The skies over Southampton could be full of aircraft if latest predictions over passengers using the city's airport prove correct.

Experts at Whitehall have warned passenger figures could rise to 7.1 million a year at Southampton International Airport if plans for expansion at Gatwick and Heathrow fail. The airport currently handles 800,000 travellers.

Government planners are to be told the move to drastically increase that number would have a "catastrophic" effect on the local road network.

The view that the airport might be capable of handling up to six million more passengers a year came from a Department for Transport consultation document on the future of air transport in the south-east.

The document warned that, if proposed extra runways at Heathrow and elsewhere were not built, bottled-up demand for flights from London airports could result in millions of people flying from Southampton instead - leading to 7.1 million passengers a year at Southampton by the year 2030.

But members of Southampton Airport Consultative Committee have drummed out a "hands off our airport" message.

They backed a call from Eastleigh council's Conservative group leader Councillor Godfrey Olson to tell government planners they were wrong about the Eastleigh airstrip which is currently handling around 800,000 passengers a year.

Supporting the move, Eastleigh councillor Colin Davidovitz said: "Whereas the airport might physically be able to deal with an increase in passenger traffic, numbers on this scale would have a dramatic effect on local infrastructure."

Speaking after the meeting, Cllr Davidovitz - who is chairman of the Eastleigh highways management advisory panel - said: "This is another instance where Whitehall planners are quite out of touch with the situation outside the London metropolitan area.

"A modest increase in passengers using the airport can be contained but an increase of six million passengers would have a catastrophic effect on our local road network which is years behind with maintenance work through reductions in government funding, and is already over capacity with existing traffic.

"The airport parking, passenger handling facilities and runways would all have to be extended and this could have a major effect on local settlements."

He added that the matter was shortly due to go before Eastleigh council's executive Cabinet and said he hoped the consultative committee's views would be endorsed.

Prominent anti-noise campaigner Mary Finch of Bitterne Park Residents' Association urged the consultative committee to oppose any change to the runway and any change to the flying controls agreement that restricts flights.

She said: "That would be drastic for the area, because of the proximity of housing all the way round."

But Peter Luffman, leader of Eastleigh council's Labour group, wondered whether future technical advances might make a bigger airport acceptable.

He said: "We all know planes are getting bigger. We all know engines are getting more powerful. There's no evidence to prove we're incapable of taking seven million.

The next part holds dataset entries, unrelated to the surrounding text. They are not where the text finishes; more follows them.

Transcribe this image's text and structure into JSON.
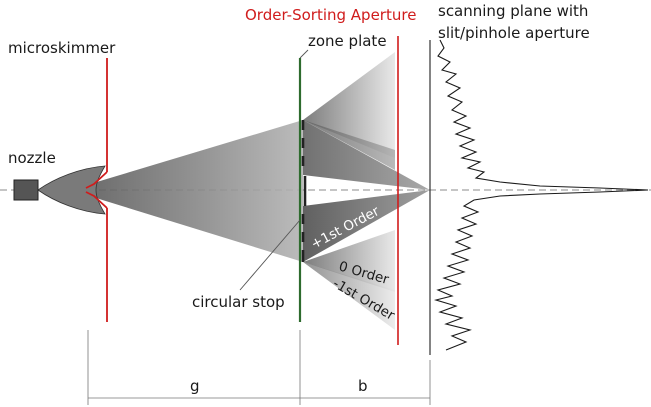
{
  "labels": {
    "nozzle": "nozzle",
    "microskimmer": "microskimmer",
    "zone_plate": "zone plate",
    "osa": "Order-Sorting Aperture",
    "scanning_plane_line1": "scanning plane with",
    "scanning_plane_line2": "slit/pinhole aperture",
    "circular_stop": "circular stop",
    "first_order_plus": "+1st Order",
    "zero_order": "0 Order",
    "first_order_minus": "-1st Order",
    "dim_g": "g",
    "dim_b": "b"
  },
  "colors": {
    "osa_red": "#d01c1c",
    "microskimmer_red": "#d01c1c",
    "zone_plate_green": "#2e6b2e",
    "beam_gray": "#8a8a8a",
    "nozzle_fill": "#555555",
    "profile_line": "#1a1a1a"
  }
}
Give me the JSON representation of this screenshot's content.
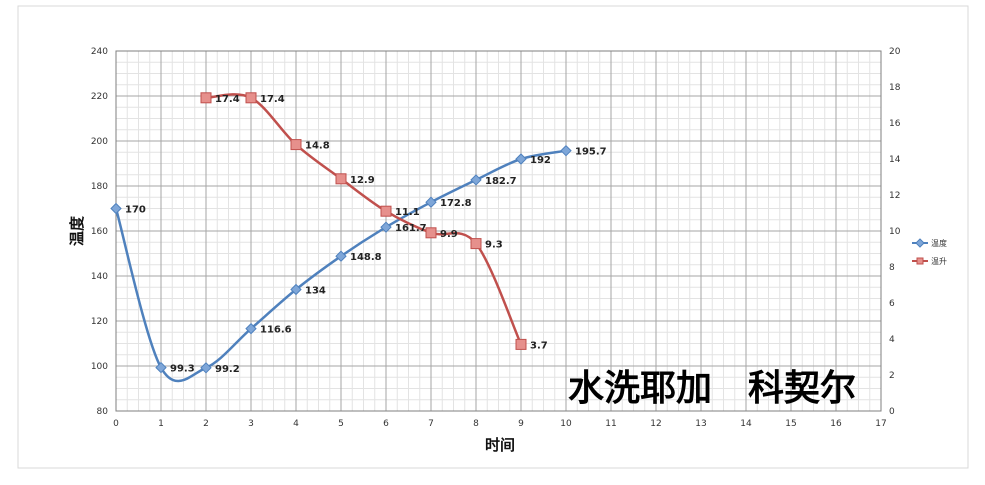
{
  "chart_data": {
    "type": "line",
    "x": [
      0,
      1,
      2,
      3,
      4,
      5,
      6,
      7,
      8,
      9,
      10
    ],
    "x_ticks": [
      "0",
      "1",
      "2",
      "3",
      "4",
      "5",
      "6",
      "7",
      "8",
      "9",
      "10",
      "11",
      "12",
      "13",
      "14",
      "15",
      "16",
      "17"
    ],
    "xlim": [
      0,
      17
    ],
    "xlabel": "时间",
    "ylabel": "温度",
    "ylim": [
      80,
      240
    ],
    "y_ticks": [
      "80",
      "100",
      "120",
      "140",
      "160",
      "180",
      "200",
      "220",
      "240"
    ],
    "y2lim": [
      0,
      20
    ],
    "y2_ticks": [
      "0",
      "2",
      "4",
      "6",
      "8",
      "10",
      "12",
      "14",
      "16",
      "18",
      "20"
    ],
    "grid": true,
    "legend_position": "right",
    "series": [
      {
        "name": "温度",
        "axis": "left",
        "color": "#4F81BD",
        "marker": "diamond",
        "x": [
          0,
          1,
          2,
          3,
          4,
          5,
          6,
          7,
          8,
          9,
          10
        ],
        "values": [
          170,
          99.3,
          99.2,
          116.6,
          134,
          148.8,
          161.7,
          172.8,
          182.7,
          192,
          195.7
        ],
        "labels": [
          "170",
          "99.3",
          "99.2",
          "116.6",
          "134",
          "148.8",
          "161.7",
          "172.8",
          "182.7",
          "192",
          "195.7"
        ]
      },
      {
        "name": "温升",
        "axis": "right",
        "color": "#C0504D",
        "marker": "square",
        "x": [
          2,
          3,
          4,
          5,
          6,
          7,
          8,
          9
        ],
        "values": [
          17.4,
          17.4,
          14.8,
          12.9,
          11.1,
          9.9,
          9.3,
          3.7
        ],
        "labels": [
          "17.4",
          "17.4",
          "14.8",
          "12.9",
          "11.1",
          "9.9",
          "9.3",
          "3.7"
        ]
      }
    ]
  },
  "watermark": "水洗耶加　科契尔"
}
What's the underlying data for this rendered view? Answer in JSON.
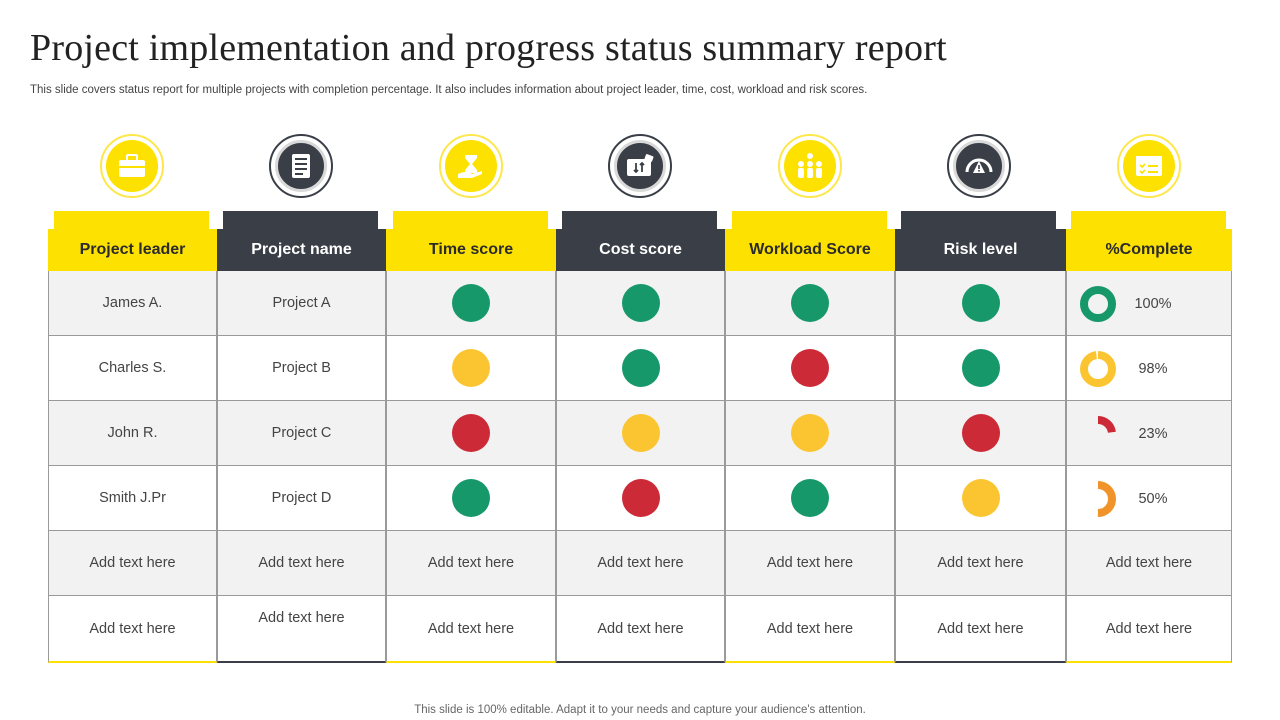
{
  "page": {
    "title": "Project implementation and progress status summary report",
    "subtitle": "This slide covers status report for multiple projects with completion percentage. It also includes information about project leader, time, cost, workload and risk scores.",
    "footer": "This slide is 100% editable. Adapt it to your needs and capture your audience's attention."
  },
  "colors": {
    "green": "#17986a",
    "yellow": "#fbc531",
    "red": "#cc2a36",
    "orange": "#f0932b",
    "brand_yellow": "#fde100",
    "brand_dark": "#3a3f47"
  },
  "table": {
    "columns": [
      {
        "label": "Project leader",
        "icon": "briefcase-icon",
        "theme": "yellow"
      },
      {
        "label": "Project name",
        "icon": "document-icon",
        "theme": "dark"
      },
      {
        "label": "Time score",
        "icon": "hourglass-hand-icon",
        "theme": "yellow"
      },
      {
        "label": "Cost score",
        "icon": "wallet-icon",
        "theme": "dark"
      },
      {
        "label": "Workload Score",
        "icon": "team-icon",
        "theme": "yellow"
      },
      {
        "label": "Risk level",
        "icon": "gauge-warning-icon",
        "theme": "dark"
      },
      {
        "label": "%Complete",
        "icon": "checklist-icon",
        "theme": "yellow"
      }
    ],
    "rows": [
      {
        "leader": "James A.",
        "project": "Project A",
        "time": "green",
        "cost": "green",
        "workload": "green",
        "risk": "green",
        "complete": "100%",
        "complete_value": 100,
        "complete_color": "green"
      },
      {
        "leader": "Charles S.",
        "project": "Project B",
        "time": "yellow",
        "cost": "green",
        "workload": "red",
        "risk": "green",
        "complete": "98%",
        "complete_value": 98,
        "complete_color": "yellow"
      },
      {
        "leader": "John R.",
        "project": "Project C",
        "time": "red",
        "cost": "yellow",
        "workload": "yellow",
        "risk": "red",
        "complete": "23%",
        "complete_value": 23,
        "complete_color": "red"
      },
      {
        "leader": "Smith J.Pr",
        "project": "Project D",
        "time": "green",
        "cost": "red",
        "workload": "green",
        "risk": "yellow",
        "complete": "50%",
        "complete_value": 50,
        "complete_color": "orange"
      }
    ],
    "placeholder_rows": [
      [
        "Add text here",
        "Add text here",
        "Add text here",
        "Add text here",
        "Add text here",
        "Add text here",
        "Add text here"
      ],
      [
        "Add text here",
        "Add text here",
        "Add text here",
        "Add text here",
        "Add text here",
        "Add text here",
        "Add text here"
      ]
    ]
  }
}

"We should be asking questions about how we can absorb that figure."

Tim Hawkins, BAA strategic planning manager, said the company wanted the required extra capacity to be provided at larger airports.

He said: "Southampton is not in a position to help with this challenge. Its capacity is such that it can only make a very, very small contribution."

When the Department for Transport unveiled its blueprint for airport growth it ruled out a second runway for Southampton but said the government still considered it to be a vital component in the UK's airport industry.